Il runner quando nuota

tornare a nuotare

Il runner, quando nuota, odia il nuoto con tutto sé stesso, anche se riuscirà a coprire 25 metri a stile libero con appena 13 bracciate.

Perché, se sei “terrestre” e non “acquatico”, nuotare diventa prima di tutto una sfida mentale, e solo poi fisica. E si sa, la mente gioca contro quando la fatica si fa sentire.

Non importa l’età: il runner sosterrà sempre che correre sia più impegnativo, ma lo fa solo per mascherare le sue mal celate sconfitte agonistiche sulla strada.

Per ridurre al minimo l’affanno in acqua, usa qualsiasi strumento possibile: il pull buoy, il boccaglio per respirare, le palette, la tavoletta… Ma il risultato, spesso incerto, è evidente agli occhi di tutti.

Quando riceve la tabella di allenamento dal coach, il runner ha la stessa espressione di chi osserva un cruciverba crittografato. Anche ammesso che riesca a interpretarla correttamente, una volta in vasca le velocità impostate — Over, Easy, Moderate — diventano pura teoria. Osservandolo da vicino, non si nota alcuna differenza: lui ha il suo passo, e quello resta.
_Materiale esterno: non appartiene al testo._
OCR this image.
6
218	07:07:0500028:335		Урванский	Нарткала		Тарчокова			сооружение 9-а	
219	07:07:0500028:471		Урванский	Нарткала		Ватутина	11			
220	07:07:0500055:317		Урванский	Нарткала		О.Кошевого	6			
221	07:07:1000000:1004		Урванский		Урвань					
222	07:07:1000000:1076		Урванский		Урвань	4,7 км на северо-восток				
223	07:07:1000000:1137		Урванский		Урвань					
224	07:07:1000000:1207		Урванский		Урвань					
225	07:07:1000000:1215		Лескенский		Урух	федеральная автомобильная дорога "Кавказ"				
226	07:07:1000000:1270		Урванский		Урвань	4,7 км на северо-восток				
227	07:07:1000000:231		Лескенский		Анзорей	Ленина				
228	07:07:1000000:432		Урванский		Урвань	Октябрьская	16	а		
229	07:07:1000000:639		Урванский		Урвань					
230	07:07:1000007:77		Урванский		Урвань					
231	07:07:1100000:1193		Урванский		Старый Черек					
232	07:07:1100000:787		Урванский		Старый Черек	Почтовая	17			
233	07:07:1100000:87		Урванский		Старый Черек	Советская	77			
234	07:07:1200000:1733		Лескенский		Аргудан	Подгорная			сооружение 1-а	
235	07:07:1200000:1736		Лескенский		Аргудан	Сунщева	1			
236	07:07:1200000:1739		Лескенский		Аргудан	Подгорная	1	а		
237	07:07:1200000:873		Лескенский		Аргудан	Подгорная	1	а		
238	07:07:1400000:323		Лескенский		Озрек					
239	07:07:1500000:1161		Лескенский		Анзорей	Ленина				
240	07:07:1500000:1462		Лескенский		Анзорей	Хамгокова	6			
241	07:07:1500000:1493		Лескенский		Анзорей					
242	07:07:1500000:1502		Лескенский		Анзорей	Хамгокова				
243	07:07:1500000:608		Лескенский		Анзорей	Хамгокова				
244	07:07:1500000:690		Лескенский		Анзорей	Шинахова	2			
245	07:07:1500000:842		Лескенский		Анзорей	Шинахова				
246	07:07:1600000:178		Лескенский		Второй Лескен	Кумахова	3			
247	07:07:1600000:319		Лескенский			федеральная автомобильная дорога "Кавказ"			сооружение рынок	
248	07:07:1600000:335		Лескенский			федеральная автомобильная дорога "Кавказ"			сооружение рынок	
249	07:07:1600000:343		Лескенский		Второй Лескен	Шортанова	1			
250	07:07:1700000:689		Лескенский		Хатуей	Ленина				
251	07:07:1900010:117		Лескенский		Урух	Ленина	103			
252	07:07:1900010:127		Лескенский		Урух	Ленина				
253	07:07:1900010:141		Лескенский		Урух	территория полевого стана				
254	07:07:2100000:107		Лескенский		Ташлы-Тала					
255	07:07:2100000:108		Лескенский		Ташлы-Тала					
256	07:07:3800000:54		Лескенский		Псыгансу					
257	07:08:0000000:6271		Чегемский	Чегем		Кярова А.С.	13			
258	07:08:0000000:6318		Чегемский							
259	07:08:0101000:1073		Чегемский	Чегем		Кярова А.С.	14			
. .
L’unico punto fermo di ogni nuotatore, il mitico orologio contasecondi, per il runner è poco più che un oggetto decorativo.

Per chi nuota davvero, quell’orologio è una divinità: guida i progressi serie dopo serie, in un dialogo costante con l’allenatore. Per il runner, invece, è solo fonte di confusione. Quando arriva al blocco in preda alla carenza di ossigeno, dimentica perfino il colore della lancetta di riferimento e riparte “a cazzo”.

E così, incurante di ogni regola, finisce per logorare la pazienza dell’ennesimo allenatore, che alla fine smetterà di seguirlo e di rispondere ai suoi messaggi in chat.

Se un giorno avrete la sfortuna di incontrare un runner in piscina, non dategli retta: ignoratelo, proseguite per la vostra corsia e sarete salvi.